Nunca imaginé que podría llegar el día en el que cantáramos el “Noche de Paz” con una mascarilla puesta en la boca del corazón, bajo un cielo sin ángeles que han huido más de nuestras insensateces que del maligno virus.

© José María Suárez Gallego

Publicado en Diario JAÉN el viernes 27 de noviembre de 2020

Ahora que termina la Navidad

by-victor-gonzalo

Foto by Victor Gonzálo

Decía el bueno de mi abuelo Paco –quien me enseñó, entre otras cosas, a coger los días por sus aristas cortantes y no sangrar— que cuando alguien llamara a mi puerta solicitando unas monedas de ayuda, lo socorriera sin titubear, sin entrar a considerar la certeza o el fingimiento de su necesidad.

Argumentaba mi abuelo que en el ejercicio de toda caridad siempre había una gran dosis de egoísmo, además de la consabida pretensión vana de aquellos que dejados llevar de su cicatería moral pretendían ganarse la vida eterna a golpe de calderilla, pues el fin último de la caridad, se mire por donde se mire, no es un acto de solidaridad pura –ni mucho menos de justicia– sino el deseo de que no se pierda, perpetuándola, la costumbre de dar cuando se nos pide de sopetón, sobre todo por si llegada la desgracia nos vemos obligados a pedir nosotros también, que de sobra es sabido lo veleidosos que son los avatares de la vida en tiempos de vacas flacas.

Apostillaba mi abuelo que toda limosna debía ir acompañada sólo de una sonrisa.
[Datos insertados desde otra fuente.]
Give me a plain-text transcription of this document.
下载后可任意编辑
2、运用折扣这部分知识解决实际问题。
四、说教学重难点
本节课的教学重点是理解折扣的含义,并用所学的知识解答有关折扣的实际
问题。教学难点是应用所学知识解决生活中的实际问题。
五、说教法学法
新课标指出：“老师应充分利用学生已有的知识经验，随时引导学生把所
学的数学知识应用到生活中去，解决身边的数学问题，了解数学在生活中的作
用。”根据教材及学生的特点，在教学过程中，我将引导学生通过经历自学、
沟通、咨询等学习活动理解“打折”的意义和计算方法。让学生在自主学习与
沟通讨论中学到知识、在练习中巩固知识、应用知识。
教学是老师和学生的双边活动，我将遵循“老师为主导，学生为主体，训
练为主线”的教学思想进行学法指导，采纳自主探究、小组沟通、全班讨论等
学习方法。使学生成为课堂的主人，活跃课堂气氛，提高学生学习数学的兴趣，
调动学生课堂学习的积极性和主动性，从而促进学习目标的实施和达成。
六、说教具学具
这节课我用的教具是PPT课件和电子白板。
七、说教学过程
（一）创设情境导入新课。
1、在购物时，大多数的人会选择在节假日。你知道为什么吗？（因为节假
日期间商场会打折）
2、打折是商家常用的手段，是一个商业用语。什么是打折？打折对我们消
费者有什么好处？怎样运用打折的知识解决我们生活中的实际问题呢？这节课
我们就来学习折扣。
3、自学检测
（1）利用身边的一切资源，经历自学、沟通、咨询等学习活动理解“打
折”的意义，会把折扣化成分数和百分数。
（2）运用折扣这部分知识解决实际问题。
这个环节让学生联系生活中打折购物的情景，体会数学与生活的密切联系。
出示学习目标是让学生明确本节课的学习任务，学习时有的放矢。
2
Para él era bochornoso el comportamiento de quiénes por el hecho de dar unas monedas se creían con derecho a dar también un consejo: “Tenga hermano y no se lo gaste usted en vino”, esgrimiendo la pretensión de constituirse en socios capitalistas de la desgraciada empresa del pobre –precisamente su pobreza— decidiendo también el destino más apropiado para tan insignificantes fondos.

La sociedad del “pan y amor todos los días“ me ha asignado, por lo visto, un “mendigo oficial” con el que hago caridad callejera sin darle consejos, acompañando mi exigua limosna de una sonrisa –ciertamente con lo que le doy no tiene más remedio el buen hombre que conformarse con el tinto de tetrabrik–, pero tengo la sensación íntima de que con mi silencio cobarde, con mi actitud cómoda y pasiva, estoy colaborando a que se sigan haciendo pobres durante todo el año desde la injusticia, para luego poder hacer caridad con ellos en Navidad, tiempo de vergonzantes chantajes emocionales.